Os parente tudo chegando: Ditos, Tonhos, Clemente, Júnio, Nenê…
Uma laive que lança interiores merece que os interiores estejam na laive. E estavam ali posicionados no plano da câmera. Ali no interior do buraquinho (da câmera), os interiores narrados nas Narrativas.
Estavam ali: Dito 1000, Dito 400, Dito Baiano, Dito Vitor, Antônio, Claudenilson, Larissa, Ivo, Clemente, Francisco, Zacarias, Lindalva, Junior, Pedro, Mila e mais alguéns que talvez me escapem às memórias. Gente muito interessada, gente muito atenta aos acontecimentos do livro e da laive. Talvez um inédito inaugura aquele momento meio mágico, meio místico, meio mítico. Estávamos ali, pouca gente acostumada com laive, talvez apenas eu, Mariana Lacerda e Pedro Paulo porque certamente Pedro Silva, o escritor inaugural inaugurando uma lançalaive e se inaugurando nela. Posicionamos o lepitopi sobre a mesa de forma que o vento não prejudicasse a tela. Diante dela, Pedro Paulo, que assina Pedro Silva como reforço no esforço do nome carregamento das tradições e narrativas de interiores. Do lado direito, Lindalva, sua mãe. Do lado esquerdo, pai-véio Chico, seu avô.

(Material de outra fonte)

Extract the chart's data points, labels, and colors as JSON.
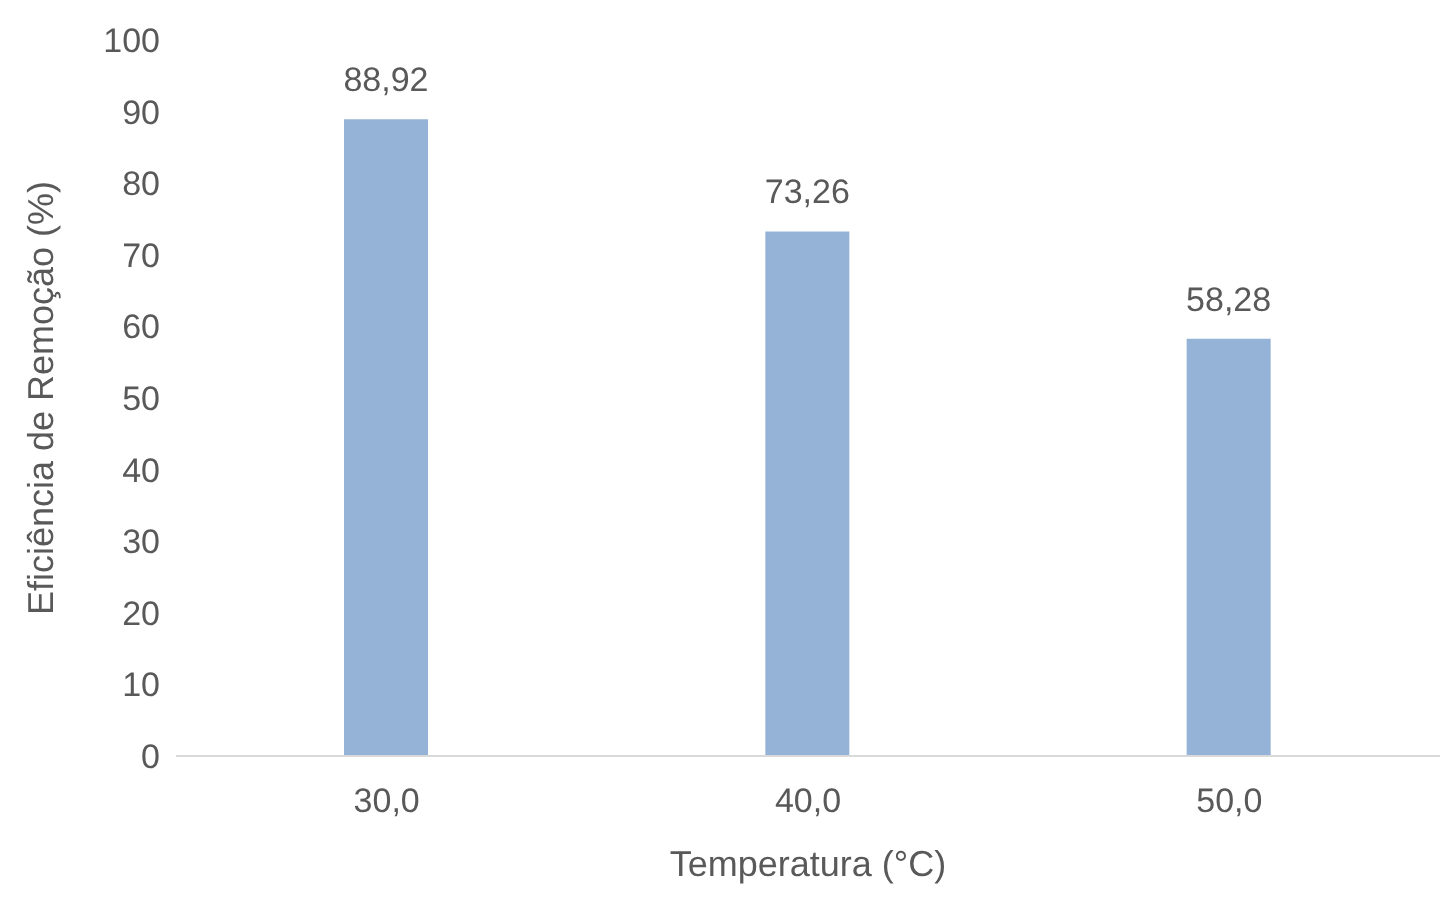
{
  "chart_data": {
    "type": "bar",
    "xlabel": "Temperatura (°C)",
    "ylabel": "Eficiência de Remoção (%)",
    "categories": [
      "30,0",
      "40,0",
      "50,0"
    ],
    "values": [
      88.92,
      73.26,
      58.28
    ],
    "value_labels": [
      "88,92",
      "73,26",
      "58,28"
    ],
    "color": "#95b3d7",
    "ylim": [
      0,
      100
    ],
    "yticks": [
      0,
      10,
      20,
      30,
      40,
      50,
      60,
      70,
      80,
      90,
      100
    ],
    "grid": false,
    "legend": false
  }
}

De nossa parte, tudo começou em 2019, mais precisamente em 28 de abril como canta Dito Ilino, o Dito Ilino (Dito Baiano)
RENASCEU ENTRE AS COLINAS / SUAS ÁGUAS SEM IGUAL / CORTANDO SERRA E MONTANHA / COM DESTINO AO PANTANAL / TRAZENDO ESPERANÇA E VIDA / PARA MUITOS CORAÇÕES / SEU EXISTIR É UMA HERANÇA PRA FUTURAS GERAÇÕES
RIO JAUQUARA, RIO JAUQUARA / FAÇO AQUI MINHA HOMENAGEM PRA ESSAS ÁGUAS QUE NÃO PÁRA / RIO JAUQUARA, RIO JAUQUARA / SUAS ÁGUAS COR DE ANIL / DEIXO AQUI MINHA HOMENAGEM: 28 DE ABRIL. DEIXO AQUI MINHA HOMENAGEM: 28 DE ABRIL.
Muitos olhares atentos à tela e ao buraquinho de vrido que fica em cima dela, que os sabido chama de câmera. Dois olhares atentos aos muitos olhares: enquanto a laive rolava, Mariana, “nossa dotora devogada”, dedicada, observa as expressões, olhares e percebe lágrimas. Lágrimas contidas ou corridas. E percebe gente se fazendo rio, gente vertendo, vertedoura de fortes emoções em forma de lágrimas que, pingando, alimentam a terra e o lençol freático. Gente do território quilombola, gente território de passagem de afetos alegres que metabolizam a água do rio Jauquara em corpos afetivos e, na forma de lágrima, devolvem para o rio a água limpíssima, água emocionada:
“estou muito orgulhoso de tudo isso. Obrigado pra você que agora considero filho meu também, obrigado por ajudar esse meu neto a escrever esse livro que fala de nossa gente, de nossa terra, de nossa tradição. Hoje eu me sinto com o dever cumprido. Eu que nunca pensei em chegar tão longe nessa vida…”, disse o seu Francisco.
A dotôra adevogada vê no olhar do seu Francisco muita emoção, respeito, carinho. Acho que pouca gente viu isso porque enxergar exige sensibilidade. Estava ali, tudo ali naquele rosto marcado pelo tempo, marcado pela vida. Seu Francisco, o pai-véio, fez versos para este momento especial. Sua canção diz assim:
OLHA MEU PEDRO PAULO / ESSES VERSO É PRA VOCÊ / MAS É VERDADE
COM TODAS INTELIGÊNCIA, ENTÃO / EU QUERO É TE AGRADECER / MAS É VERDADE / MAS EU QUE NASCI PRA PADECER / NESSE MUNDO DE MEU DEUS / MÃE, MAS NÃO HÁ DE SER NADA, NÃO.